Detailed description of the invention
Fig. 1 is according to a kind of overall flow schematic diagram of machine translation method of the embodiment of the present invention;
Fig. 2 is the domain classification knot according to Softmax sorter model in a kind of machine translation method of the embodiment of the present invention Structure schematic diagram;
Fig. 3 is the hybrid decoding side according to categorization module and translation module in a kind of machine translation method of the embodiment of the present invention Formula 1 (SUM) schematic diagram;
Fig. 4 is the hybrid decoding side according to categorization module and translation module in a kind of machine translation method of the embodiment of the present invention Formula 2 (MAX) schematic diagram.
Specific embodiment
With reference to the accompanying drawings and examples, specific embodiments of the present invention will be described in further detail.Implement below Example is not intended to limit the scope of the invention for illustrating the present invention.
It proposes in the present invention a kind of based on unsupervised domain-adaptive neural network machine interpretation method.
Transfer learning inside NMT or SMT can be divided into two kinds of forms, and one is DA (domain-adaptive), NMT models Itself has terseness, and has done least a priori assumption, its performance on field adapts to is inherently more more excellent than SMT, And it can more easily utilize the knowledge of different field.For example the knowledge of news can effectively help Interpreter, it is another Kind is migration, how to utilize extensive single original knowledge improvement machine translation of language.
No matter the method for many domain-adaptives is proposed in NMT or in SMT in recent years, besides the DA in SMT In-depth study is obtained.All methods can be summarized as following five kinds: (1) self-training method is utilized in the field of single language Corpus.(2) data selecting method is retrieved some with corpus identical in domain.(3) data weighting method, according to corpus in domain Similarity come give those sentences distribution weight.(4) based on the method for context, according to part or global context come Distinguish the translation between different field.(5) suitable between sufficiently using topic model to go realization every field based on the method for theme It answers.
Method proposed by the present invention is similar with the third method, but primary difference is that hiding theme has been used to carry out table Show component part, rather than original training data is cut into several composition datas.Most of all, the corpus of small component Being fused to world model is a very big challenge for NMT, and reason is a lack of interpretability.Finally propose an approximation Parameter share and reduce model parameter number, and recognize the decoding algorithm being easily processed.
Others also did similar work in the same old way in NMT, such as the natural language processing group of Stanford University is done One adapts to a new field using already present model, and acquisition is obviously improved.This method is being led on a large scale first Overseas (it is as defined above, with the different field of test set, such as training set and development set news, test set government corpus, Film or trade etc.) on corpus, continue to train in the data that then (provided explanation above) in new small-scale field again, this When their method be concerned with from the overseas transmitting information process in domain, but concern that exploitation one is able to solve number According to the mixed model of isomerism.
In addition to this, other job description is that subject information is directly embedded into neural network.Specifically give NMT provides the corpus of the classification by the LDA subject information obtained or in decoding stage direct labor mark.Also some scholars Subject information is further fused to the encoder and decoder stage.In addition, proposing one kind there are also in some new work The method of control field and with realm information come expansion word vector layer.Predetermined marked is not had to by contrast with them The difference of the subject information infused, technical solution of the present invention and these work is to regard theme as hidden variable (hidden variable) To treat and keep the advantage without changing translation model.It is apparent that being easily applied in natural language processing Other neural network model.
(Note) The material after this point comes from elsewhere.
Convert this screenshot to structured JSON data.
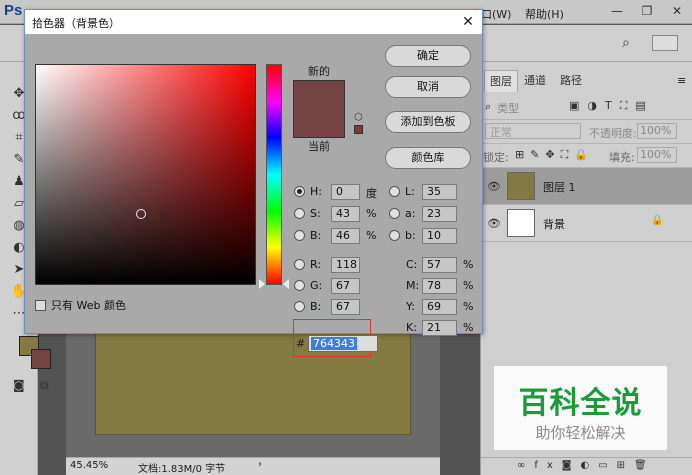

In conclusion it is badly in need of a kind of method of new domain-adaptive in machine translation (either NMT or SMT), Solve the serious problems for be unableing to do without mark corpus in the prior art, avoid original several small cities of training corpus cutting point and Cause to increase the complex operations such as model parameter number, improve the performance of neural network machine translation, improve translation efficiency and obtains It obtains adaptive between more accurate field.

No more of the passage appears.